北海道でのアイスホッケー人気衰退の大きな要因とされるのが、サッカー、そして野球の台頭だ。北海道はかつて「野球後進国」でプロ野球は巨人戦の中継しかなく、大半が巨人ファンだったが、日本ハムファイターズが本拠地を札幌ドームに移し、野球人気が高まった。コンサドーレ札幌の発足でサッカー人気も同様。かつては釧路や苫小牧の少年たちのスポーツといえばアイスホッケーだったが、徐々に野球やサッカーがそれに取って代わっていく。
日本リーグ選手の8割を輩出していた両市は寒冷地だが雪が少なく、冬は校庭の一角に水を撒けばリンクに早変わり、子供たちもそこで練習していた。今はそんな光景も少ないという。釧路工業高校などとインターハイ決勝を争っていた駒澤大付属苫小牧高校も以前はアイスホッケーで知られる高校だったが、近年は米大リーグ投手の田中将大を輩出し、野球で有名になってしまった。

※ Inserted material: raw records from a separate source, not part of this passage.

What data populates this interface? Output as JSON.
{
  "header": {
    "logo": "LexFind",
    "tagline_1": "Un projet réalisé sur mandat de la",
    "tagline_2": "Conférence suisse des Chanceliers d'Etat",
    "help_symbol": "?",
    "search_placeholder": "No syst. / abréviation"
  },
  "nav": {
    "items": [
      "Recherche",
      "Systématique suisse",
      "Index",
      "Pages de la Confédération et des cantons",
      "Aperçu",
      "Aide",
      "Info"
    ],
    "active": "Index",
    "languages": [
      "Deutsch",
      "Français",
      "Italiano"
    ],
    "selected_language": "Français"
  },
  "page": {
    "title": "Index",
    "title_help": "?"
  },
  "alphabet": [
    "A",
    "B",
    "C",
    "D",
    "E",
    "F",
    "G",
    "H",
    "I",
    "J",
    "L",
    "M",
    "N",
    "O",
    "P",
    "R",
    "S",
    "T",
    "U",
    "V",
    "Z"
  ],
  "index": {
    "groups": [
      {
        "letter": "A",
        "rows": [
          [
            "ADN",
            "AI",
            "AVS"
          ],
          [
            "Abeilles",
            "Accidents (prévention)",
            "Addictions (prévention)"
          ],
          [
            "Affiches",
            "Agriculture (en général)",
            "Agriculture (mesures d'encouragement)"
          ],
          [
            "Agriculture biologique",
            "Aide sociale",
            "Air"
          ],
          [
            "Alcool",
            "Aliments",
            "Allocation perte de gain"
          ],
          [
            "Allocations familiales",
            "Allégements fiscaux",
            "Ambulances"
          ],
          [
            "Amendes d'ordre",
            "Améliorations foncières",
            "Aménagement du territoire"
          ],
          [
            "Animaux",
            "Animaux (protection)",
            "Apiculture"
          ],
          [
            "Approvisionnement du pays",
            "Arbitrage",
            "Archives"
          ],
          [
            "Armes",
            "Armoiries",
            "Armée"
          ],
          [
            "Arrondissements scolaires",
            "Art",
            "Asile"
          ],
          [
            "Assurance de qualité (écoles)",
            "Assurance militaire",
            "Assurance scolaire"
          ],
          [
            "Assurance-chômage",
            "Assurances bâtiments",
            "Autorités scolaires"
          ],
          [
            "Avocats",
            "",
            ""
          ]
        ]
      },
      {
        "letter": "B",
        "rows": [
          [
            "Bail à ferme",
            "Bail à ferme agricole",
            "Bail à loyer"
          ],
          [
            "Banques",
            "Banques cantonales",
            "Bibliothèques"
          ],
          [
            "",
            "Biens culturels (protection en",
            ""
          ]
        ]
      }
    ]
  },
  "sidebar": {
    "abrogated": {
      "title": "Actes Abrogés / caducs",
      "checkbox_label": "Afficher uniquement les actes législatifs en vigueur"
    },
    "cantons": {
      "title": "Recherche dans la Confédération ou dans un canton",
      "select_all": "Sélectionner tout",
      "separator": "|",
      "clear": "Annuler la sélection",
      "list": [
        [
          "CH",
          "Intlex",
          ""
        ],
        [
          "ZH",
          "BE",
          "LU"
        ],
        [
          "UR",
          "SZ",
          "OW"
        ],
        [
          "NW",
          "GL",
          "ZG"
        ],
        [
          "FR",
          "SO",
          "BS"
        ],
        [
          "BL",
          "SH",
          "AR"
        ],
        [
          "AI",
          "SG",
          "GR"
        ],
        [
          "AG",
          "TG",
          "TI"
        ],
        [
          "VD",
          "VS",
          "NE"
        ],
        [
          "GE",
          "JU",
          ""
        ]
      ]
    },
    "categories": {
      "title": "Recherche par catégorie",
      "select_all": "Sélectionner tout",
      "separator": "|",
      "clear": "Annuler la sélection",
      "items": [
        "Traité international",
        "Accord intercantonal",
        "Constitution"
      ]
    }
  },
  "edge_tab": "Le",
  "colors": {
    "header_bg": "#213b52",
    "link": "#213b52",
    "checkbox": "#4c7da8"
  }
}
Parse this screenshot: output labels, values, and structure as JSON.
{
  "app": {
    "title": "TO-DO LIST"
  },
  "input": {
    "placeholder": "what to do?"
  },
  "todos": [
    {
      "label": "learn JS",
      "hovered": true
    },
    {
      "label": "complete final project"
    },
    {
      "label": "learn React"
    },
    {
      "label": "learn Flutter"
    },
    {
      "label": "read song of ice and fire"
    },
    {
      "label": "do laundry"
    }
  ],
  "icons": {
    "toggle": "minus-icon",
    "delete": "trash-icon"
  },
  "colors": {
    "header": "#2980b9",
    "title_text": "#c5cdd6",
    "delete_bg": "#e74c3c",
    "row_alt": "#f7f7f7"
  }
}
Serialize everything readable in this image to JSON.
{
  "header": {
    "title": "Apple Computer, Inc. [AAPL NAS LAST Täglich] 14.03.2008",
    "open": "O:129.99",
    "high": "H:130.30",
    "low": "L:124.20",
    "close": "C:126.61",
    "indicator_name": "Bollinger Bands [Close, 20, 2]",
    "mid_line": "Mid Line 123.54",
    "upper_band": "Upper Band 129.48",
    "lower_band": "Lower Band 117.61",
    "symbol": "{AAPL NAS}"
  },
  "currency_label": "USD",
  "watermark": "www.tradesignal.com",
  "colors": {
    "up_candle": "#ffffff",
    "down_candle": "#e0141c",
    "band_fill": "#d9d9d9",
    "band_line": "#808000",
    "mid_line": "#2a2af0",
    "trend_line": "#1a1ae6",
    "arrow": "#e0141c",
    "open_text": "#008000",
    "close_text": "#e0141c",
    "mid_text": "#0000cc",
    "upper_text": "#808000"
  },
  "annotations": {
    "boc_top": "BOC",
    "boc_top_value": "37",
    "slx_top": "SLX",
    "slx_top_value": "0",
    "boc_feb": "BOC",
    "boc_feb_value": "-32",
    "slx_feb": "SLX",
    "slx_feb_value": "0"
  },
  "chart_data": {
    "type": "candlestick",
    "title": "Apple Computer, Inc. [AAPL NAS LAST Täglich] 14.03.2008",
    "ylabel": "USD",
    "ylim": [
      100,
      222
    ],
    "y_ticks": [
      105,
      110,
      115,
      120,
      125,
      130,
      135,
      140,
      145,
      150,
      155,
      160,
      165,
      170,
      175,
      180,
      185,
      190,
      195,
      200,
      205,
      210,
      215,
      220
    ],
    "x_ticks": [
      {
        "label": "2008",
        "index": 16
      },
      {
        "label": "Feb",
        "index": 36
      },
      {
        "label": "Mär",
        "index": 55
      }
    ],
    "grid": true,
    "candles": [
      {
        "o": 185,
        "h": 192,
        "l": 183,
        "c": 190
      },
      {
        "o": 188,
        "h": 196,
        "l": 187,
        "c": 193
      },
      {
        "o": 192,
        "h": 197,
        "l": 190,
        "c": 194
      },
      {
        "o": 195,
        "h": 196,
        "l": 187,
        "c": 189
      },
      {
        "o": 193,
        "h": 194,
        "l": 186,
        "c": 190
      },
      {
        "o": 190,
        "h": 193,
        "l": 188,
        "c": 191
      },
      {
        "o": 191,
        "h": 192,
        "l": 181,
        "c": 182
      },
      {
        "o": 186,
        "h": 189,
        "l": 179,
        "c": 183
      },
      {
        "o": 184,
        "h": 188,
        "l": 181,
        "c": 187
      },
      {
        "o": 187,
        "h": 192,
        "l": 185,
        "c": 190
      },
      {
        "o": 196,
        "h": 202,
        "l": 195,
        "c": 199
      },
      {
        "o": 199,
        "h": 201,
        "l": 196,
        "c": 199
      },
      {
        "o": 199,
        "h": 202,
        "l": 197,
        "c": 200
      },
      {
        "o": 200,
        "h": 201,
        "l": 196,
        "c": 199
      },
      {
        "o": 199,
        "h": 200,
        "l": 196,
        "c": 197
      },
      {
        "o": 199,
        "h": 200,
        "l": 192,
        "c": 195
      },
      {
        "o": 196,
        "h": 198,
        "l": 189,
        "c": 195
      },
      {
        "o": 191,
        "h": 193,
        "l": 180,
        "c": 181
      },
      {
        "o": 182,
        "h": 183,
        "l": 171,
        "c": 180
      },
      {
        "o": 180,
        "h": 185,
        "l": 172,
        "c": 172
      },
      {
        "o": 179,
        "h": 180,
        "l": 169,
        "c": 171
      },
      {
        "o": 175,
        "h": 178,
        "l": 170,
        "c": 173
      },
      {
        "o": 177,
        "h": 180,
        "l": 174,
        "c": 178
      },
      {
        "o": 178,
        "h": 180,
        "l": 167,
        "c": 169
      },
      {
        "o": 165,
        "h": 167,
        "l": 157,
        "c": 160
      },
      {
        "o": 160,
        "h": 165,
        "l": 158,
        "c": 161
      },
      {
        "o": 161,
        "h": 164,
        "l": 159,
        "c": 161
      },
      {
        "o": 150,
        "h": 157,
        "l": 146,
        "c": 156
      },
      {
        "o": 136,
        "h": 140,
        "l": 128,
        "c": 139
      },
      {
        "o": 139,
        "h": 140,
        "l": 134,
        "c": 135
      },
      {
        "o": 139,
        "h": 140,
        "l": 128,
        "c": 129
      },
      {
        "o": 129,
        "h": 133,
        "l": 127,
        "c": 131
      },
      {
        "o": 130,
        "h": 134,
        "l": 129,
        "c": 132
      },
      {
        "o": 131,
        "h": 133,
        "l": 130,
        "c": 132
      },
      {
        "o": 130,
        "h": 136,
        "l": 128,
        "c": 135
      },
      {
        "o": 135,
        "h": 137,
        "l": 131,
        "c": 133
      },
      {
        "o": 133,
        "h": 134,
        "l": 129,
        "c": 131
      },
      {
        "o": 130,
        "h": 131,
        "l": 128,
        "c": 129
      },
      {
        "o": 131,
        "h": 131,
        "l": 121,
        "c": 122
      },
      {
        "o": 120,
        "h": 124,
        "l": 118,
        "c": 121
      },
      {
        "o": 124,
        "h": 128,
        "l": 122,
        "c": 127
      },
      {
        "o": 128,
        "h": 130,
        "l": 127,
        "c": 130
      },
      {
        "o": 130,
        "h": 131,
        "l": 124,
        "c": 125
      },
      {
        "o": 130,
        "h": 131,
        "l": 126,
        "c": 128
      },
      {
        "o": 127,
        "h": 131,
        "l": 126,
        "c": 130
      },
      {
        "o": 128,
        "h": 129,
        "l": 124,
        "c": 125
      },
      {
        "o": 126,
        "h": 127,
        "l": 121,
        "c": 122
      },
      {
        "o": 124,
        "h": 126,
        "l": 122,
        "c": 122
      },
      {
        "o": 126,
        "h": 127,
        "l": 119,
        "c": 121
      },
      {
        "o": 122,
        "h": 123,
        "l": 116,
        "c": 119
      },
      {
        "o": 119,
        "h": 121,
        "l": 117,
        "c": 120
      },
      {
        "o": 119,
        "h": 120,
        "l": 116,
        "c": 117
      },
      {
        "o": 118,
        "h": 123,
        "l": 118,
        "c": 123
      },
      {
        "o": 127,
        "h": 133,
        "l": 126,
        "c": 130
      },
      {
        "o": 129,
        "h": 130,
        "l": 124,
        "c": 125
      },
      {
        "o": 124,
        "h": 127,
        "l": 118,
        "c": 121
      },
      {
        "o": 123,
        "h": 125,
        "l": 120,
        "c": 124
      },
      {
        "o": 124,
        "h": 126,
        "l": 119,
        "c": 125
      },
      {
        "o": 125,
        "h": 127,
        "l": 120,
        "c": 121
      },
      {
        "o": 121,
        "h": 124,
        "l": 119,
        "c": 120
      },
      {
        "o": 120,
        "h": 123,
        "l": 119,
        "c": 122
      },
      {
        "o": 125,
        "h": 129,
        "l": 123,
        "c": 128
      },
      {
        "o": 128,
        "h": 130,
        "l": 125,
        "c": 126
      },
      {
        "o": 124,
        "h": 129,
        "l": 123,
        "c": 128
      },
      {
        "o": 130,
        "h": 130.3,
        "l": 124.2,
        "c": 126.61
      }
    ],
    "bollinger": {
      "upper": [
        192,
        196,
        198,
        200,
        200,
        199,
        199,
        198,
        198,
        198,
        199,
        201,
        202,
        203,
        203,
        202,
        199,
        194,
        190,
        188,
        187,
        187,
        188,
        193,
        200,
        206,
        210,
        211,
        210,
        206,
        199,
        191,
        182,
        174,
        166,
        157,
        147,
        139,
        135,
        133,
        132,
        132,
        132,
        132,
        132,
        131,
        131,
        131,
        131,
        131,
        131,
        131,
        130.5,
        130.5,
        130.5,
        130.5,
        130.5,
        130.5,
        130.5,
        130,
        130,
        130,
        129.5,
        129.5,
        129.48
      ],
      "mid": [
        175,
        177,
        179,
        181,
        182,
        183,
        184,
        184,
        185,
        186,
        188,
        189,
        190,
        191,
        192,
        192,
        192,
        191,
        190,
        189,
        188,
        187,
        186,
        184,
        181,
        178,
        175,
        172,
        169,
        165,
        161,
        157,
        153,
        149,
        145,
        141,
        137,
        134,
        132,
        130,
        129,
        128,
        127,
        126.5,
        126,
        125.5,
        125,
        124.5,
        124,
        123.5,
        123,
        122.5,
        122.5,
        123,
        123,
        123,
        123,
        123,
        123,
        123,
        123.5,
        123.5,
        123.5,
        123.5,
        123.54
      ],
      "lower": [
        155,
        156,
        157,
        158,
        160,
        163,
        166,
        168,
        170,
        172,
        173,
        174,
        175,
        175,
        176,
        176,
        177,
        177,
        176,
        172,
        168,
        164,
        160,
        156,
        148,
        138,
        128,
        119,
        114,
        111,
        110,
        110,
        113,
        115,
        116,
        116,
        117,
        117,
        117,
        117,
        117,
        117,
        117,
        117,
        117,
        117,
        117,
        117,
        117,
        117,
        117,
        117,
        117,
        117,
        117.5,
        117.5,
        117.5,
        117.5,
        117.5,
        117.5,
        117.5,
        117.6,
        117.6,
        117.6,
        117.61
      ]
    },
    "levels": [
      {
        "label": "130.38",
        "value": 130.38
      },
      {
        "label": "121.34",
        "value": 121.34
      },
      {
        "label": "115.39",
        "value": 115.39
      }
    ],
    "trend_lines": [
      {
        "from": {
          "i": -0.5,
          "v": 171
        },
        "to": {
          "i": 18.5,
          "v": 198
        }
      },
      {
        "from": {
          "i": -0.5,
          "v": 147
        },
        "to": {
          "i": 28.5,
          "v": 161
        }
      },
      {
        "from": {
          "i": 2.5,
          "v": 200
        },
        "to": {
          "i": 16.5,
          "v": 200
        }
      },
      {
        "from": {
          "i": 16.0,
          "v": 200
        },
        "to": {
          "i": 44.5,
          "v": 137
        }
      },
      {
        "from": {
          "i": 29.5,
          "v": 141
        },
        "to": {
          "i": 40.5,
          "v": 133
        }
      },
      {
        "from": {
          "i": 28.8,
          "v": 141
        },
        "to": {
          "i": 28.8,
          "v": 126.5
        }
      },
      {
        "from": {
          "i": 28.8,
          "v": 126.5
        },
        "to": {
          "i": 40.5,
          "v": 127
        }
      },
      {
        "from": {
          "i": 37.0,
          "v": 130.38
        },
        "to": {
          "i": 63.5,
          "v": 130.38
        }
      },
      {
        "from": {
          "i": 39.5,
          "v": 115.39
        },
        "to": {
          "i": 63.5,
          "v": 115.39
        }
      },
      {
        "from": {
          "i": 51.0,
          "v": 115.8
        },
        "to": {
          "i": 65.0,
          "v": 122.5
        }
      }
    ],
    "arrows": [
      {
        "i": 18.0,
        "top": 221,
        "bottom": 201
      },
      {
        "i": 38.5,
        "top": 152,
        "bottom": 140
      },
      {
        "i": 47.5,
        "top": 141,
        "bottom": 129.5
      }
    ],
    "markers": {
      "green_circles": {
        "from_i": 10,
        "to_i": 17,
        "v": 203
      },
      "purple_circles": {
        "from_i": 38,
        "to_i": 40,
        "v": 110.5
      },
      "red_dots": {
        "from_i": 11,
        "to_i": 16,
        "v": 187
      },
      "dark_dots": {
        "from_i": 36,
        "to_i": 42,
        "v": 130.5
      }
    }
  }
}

クレインズの24人の選手の引き受け先は未定だ。日本製紙は地元にとって羨ましい就職先でもあり、アイスホッケーの上手な少年を持つ親たちも選手にしようと必死だった。もうそんな光景もない。1980年代の釧路赴任中、十条製紙が日本リーグでほとんど全敗していた王子製紙に引き分けた大激戦(5対5)を見て感動し、一時はアイスホッケー担当記者にまでなった筆者には寂しい限りである。